Temple (AP #15, ESPN/USA Today #15, RPI #15; 18-4, 6-1 Atlantic 10)
Despite losing 2009 All-A10 guard Dionte Christmas to the professional ranks, the Owls are still contending for the A-10 regular season title because of guards Ryan Brooks and Juan Fernandez (28 PPG and 6 APG combined) and big man Lavoy Allen, who's averaging a nice double-double of 10 points and 10 rebounds per game.  Temple boasts a victory over cross-town rival #3 Villanova and a plus-minus record of 8-2 (eight road wins, 2 home losses) among the accomplishments on their resume, but with Xavier, Charlotte, Rhode Island and Dayton all gunning for the two-time defending A-10 champs, a three-peat will be very difficult.

Wisconsin (AP #16, ESPN/USA Today #16, RPI #14; 16-5, 6-3 Big Ten)
The Badgers are known for playing well at home, and this season has been no different--all of their losses have come on the road.  They split their games with conference rivals AP#20 Ohio State and AP#10 Purdue and have played well considering their strength of schedule ranks 14th nationally. If they can beat Michigan State in Madison and get past Michigan this Saturday, senior guard Trevon Hughes (16 PPG) and company have a good chance of running the table and setting themselves up in prime position for a #3 seed in March Madness.

New Mexico (AP #23, ESPN/USA Today unranked, RPI #13; 20-3, 6-2 Mountain West)
If you had to guess which conference had two 20-win teams as of this past weekend, there's a good chance you would not have said the Mountain West.  The Lobos, who are neck and neck with BYU for the conference lead, have four players averaging double-digits in points per game and enjoy a distinct home advantage because of the notoriously high decibel levels in University Arena (aka "The Pit"). If junior do-it-all Darington Hobson can maintain his balanced performance (15 PPG, 8 RPG, 4 APG) through the coming month, his team might be able to sweep the season series from the Cougars (they play in Provo on February 27th) and gain the top spot in the conference tournament.

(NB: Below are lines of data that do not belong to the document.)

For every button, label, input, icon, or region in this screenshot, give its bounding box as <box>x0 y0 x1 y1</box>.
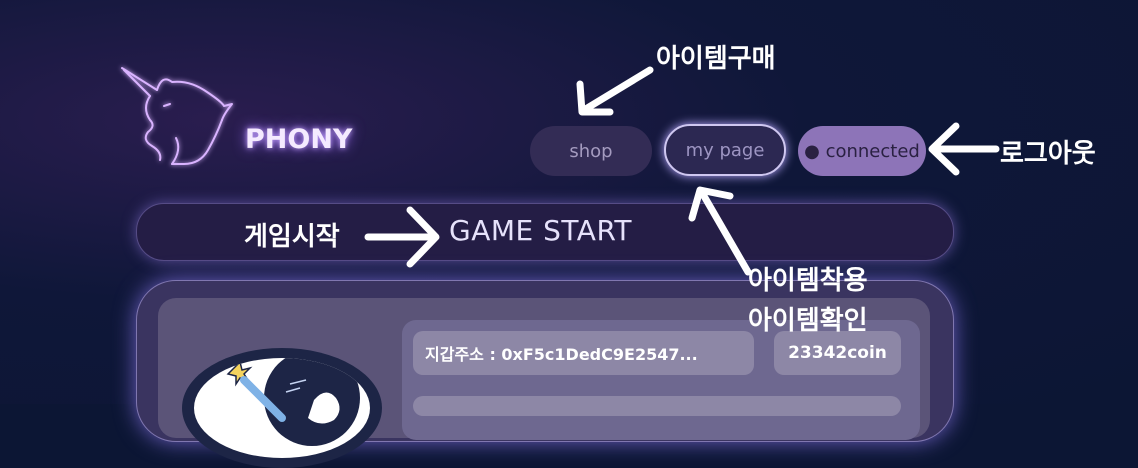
unicorn-avatar-icon <box>226 358 360 446</box>
annotation-game-start: 게임시작 <box>244 222 340 252</box>
coin-balance: 23342coin <box>774 331 901 375</box>
annotation-check-items: 아이템확인 <box>748 306 868 336</box>
annotation-logout: 로그아웃 <box>1000 139 1096 169</box>
unicorn-logo-icon <box>121 67 233 165</box>
game-start-label: GAME START <box>449 214 632 247</box>
shop-button[interactable]: shop <box>530 126 652 176</box>
connected-logout-button[interactable]: ● connected <box>798 126 926 176</box>
annotation-equip-items: 아이템착용 <box>748 266 868 296</box>
annotation-buy-items: 아이템구매 <box>656 44 776 74</box>
avatar <box>194 358 370 458</box>
profile-info-row <box>413 396 901 416</box>
wallet-address: 지갑주소 : 0xF5c1DedC9E2547... <box>413 331 754 375</box>
my-page-button[interactable]: my page <box>664 124 786 176</box>
brand-name: PHONY <box>245 124 353 155</box>
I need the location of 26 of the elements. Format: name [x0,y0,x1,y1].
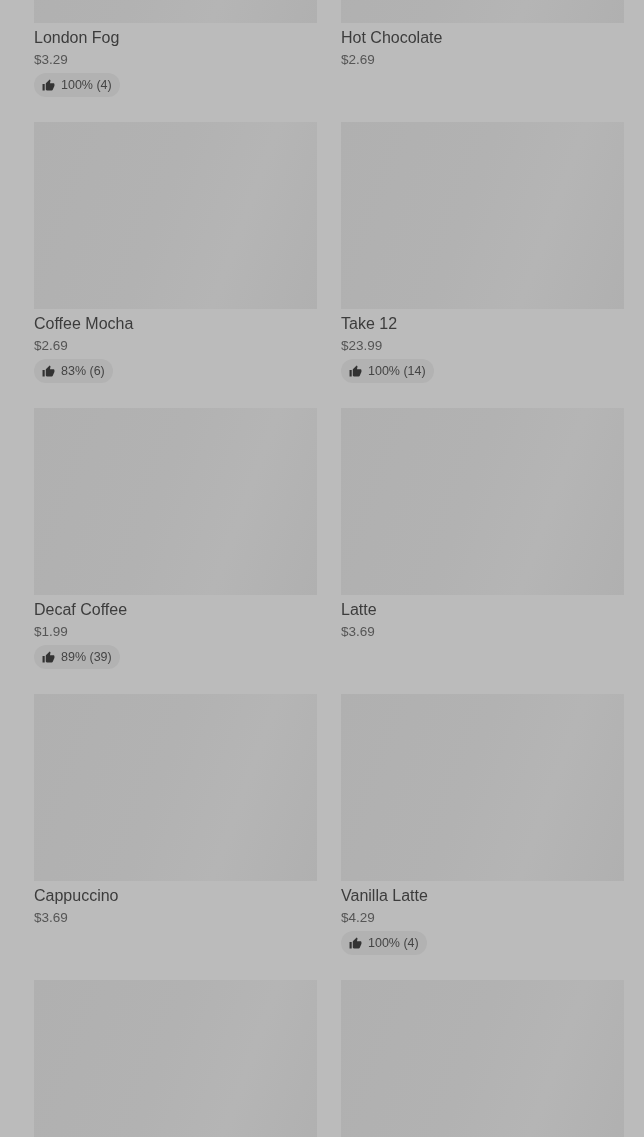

Vanderbilt (AP #21, ESPN/USA Today #23, RPI #9; 16-4, 5-1 SEC)
Led by senior guard Jermaine Beal (14 PPG), the Commodores also have three other players that score more than 10 PPG. Their downfall is that the aren't very deep, and with games against #14 Tennessee, #1 Kentucky and AP #18 Mississippi still to play (the latter two in a three-day span), the next month could tax this team to exhaustion.  If they can stay healthy and get through February at .500 or better, the 'Dores could still have a chance at the #2 seed in the SEC East, meaning they wouldn't have to face John Calipari's Wildcats until the SEC tournament championship. If they make it that far, they've got a great shot at #3 seed in March.